- Full name: St Andrews University Shinty Club
- Gaelic name: Comann Camanachd Chill Rimhinn
- Nickname: Saints
- Founded: 1967
- Ground: University Playing Fields, St Andrews
- League: University Leagues
| Home | Away |

= St Andrews University Shinty Club =

St Andrews University Shinty Club is a shinty club from the town of St Andrews in Fife. Representing the St Andrews University, the club now plays in the University Shinty league but had a long history of competition in the South Leagues.

==History==

Due to lacking a strong Highland community like the other three ancient University towns in Scotland, St. Andrews was the last university to enter the senior leagues. Shinty was reintroduced by medical students in 1967, who were looking for an unusual activity to participate in. To this day, the vast majority of St Andrews players are entirely unfamiliar with the sport before they come to the university.

The club enjoyed a more fruitful late 2000s, finishing above Edinburgh and equalled with Aberdeen in the 2007 Littlejohn, in the St Andrews Sixes the team lost in the final to London Camanachd. The club has also benefited from players playing for both the Aberdour Shinty Club and Shinty in the United States, gaining valuable experience.

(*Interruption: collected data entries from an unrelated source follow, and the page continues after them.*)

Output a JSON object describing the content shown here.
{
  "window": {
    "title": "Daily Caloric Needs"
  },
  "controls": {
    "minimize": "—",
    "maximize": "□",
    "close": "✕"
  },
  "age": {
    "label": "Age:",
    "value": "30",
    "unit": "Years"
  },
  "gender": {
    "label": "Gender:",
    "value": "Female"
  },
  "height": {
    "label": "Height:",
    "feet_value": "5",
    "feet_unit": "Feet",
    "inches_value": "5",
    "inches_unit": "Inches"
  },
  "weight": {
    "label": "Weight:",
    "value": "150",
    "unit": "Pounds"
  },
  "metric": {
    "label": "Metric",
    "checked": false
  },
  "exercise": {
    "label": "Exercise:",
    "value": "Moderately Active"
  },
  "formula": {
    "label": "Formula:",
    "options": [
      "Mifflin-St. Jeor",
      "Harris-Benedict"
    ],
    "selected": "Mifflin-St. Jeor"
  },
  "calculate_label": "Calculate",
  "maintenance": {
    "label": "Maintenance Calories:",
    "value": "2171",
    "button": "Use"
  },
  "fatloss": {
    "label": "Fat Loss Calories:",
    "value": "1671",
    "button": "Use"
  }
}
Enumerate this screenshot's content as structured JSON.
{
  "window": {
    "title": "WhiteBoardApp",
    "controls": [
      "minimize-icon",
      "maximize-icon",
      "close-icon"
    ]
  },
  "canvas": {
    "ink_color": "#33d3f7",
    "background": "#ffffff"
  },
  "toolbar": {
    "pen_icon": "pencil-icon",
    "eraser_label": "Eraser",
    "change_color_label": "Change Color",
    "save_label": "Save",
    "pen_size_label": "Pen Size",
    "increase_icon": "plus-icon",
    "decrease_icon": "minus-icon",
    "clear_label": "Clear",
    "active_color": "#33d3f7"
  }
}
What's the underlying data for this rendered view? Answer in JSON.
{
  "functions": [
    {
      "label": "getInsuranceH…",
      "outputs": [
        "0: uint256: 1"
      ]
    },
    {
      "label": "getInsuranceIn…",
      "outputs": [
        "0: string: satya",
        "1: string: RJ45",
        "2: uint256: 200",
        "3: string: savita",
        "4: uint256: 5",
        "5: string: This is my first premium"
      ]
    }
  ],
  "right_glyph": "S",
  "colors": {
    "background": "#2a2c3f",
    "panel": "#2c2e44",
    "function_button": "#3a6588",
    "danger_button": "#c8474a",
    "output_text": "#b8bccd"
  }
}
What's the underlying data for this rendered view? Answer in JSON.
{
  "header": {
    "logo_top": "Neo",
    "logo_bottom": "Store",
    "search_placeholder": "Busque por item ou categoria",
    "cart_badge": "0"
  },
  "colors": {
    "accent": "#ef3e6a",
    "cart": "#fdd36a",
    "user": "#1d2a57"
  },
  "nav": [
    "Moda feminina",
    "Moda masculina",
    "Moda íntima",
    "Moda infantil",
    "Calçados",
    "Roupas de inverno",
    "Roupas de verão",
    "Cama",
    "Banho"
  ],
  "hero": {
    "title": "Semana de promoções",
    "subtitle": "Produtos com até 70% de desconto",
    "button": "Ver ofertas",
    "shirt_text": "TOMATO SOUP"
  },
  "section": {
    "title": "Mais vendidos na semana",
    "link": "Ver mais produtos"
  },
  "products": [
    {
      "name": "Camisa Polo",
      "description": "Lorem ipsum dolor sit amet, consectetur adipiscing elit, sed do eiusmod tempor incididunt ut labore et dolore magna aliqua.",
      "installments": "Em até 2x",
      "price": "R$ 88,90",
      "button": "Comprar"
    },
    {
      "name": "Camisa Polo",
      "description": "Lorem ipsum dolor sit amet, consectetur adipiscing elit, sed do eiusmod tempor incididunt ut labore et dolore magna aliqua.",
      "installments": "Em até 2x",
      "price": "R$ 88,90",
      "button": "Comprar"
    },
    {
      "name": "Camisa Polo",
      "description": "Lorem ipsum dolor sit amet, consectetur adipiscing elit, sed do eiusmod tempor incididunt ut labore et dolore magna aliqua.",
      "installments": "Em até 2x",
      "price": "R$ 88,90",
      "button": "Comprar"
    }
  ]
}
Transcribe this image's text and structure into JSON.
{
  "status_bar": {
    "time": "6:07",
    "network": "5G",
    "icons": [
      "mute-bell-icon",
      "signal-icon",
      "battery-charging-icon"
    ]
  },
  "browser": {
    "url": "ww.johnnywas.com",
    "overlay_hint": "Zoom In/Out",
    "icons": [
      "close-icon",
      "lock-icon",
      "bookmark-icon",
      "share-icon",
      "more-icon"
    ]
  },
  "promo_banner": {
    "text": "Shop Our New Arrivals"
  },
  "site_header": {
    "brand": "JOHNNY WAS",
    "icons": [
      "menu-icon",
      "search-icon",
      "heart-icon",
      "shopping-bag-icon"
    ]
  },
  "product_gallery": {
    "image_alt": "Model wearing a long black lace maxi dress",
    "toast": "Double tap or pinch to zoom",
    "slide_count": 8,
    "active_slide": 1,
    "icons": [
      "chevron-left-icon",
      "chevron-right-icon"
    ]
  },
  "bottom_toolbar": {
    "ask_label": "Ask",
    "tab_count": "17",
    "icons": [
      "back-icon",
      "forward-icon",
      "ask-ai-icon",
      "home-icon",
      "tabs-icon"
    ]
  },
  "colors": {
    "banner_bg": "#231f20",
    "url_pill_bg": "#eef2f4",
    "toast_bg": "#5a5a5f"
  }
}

The club has achieved great success off the pitch, with a membership which far outstrips most shinty clubs in Scotland. The team has many secret traditions handed down from chieftain to chieftain.

The club's women's team has also been successful in recent years. The club originally played in the Women's Shinty League setup but were often overmatched. However, in the 2010s, with a large intake every year of new students, the club has managed to achieve University league success.

The club hosts the annual St. Andrew's Sixes for the Fingal Memorial Shield.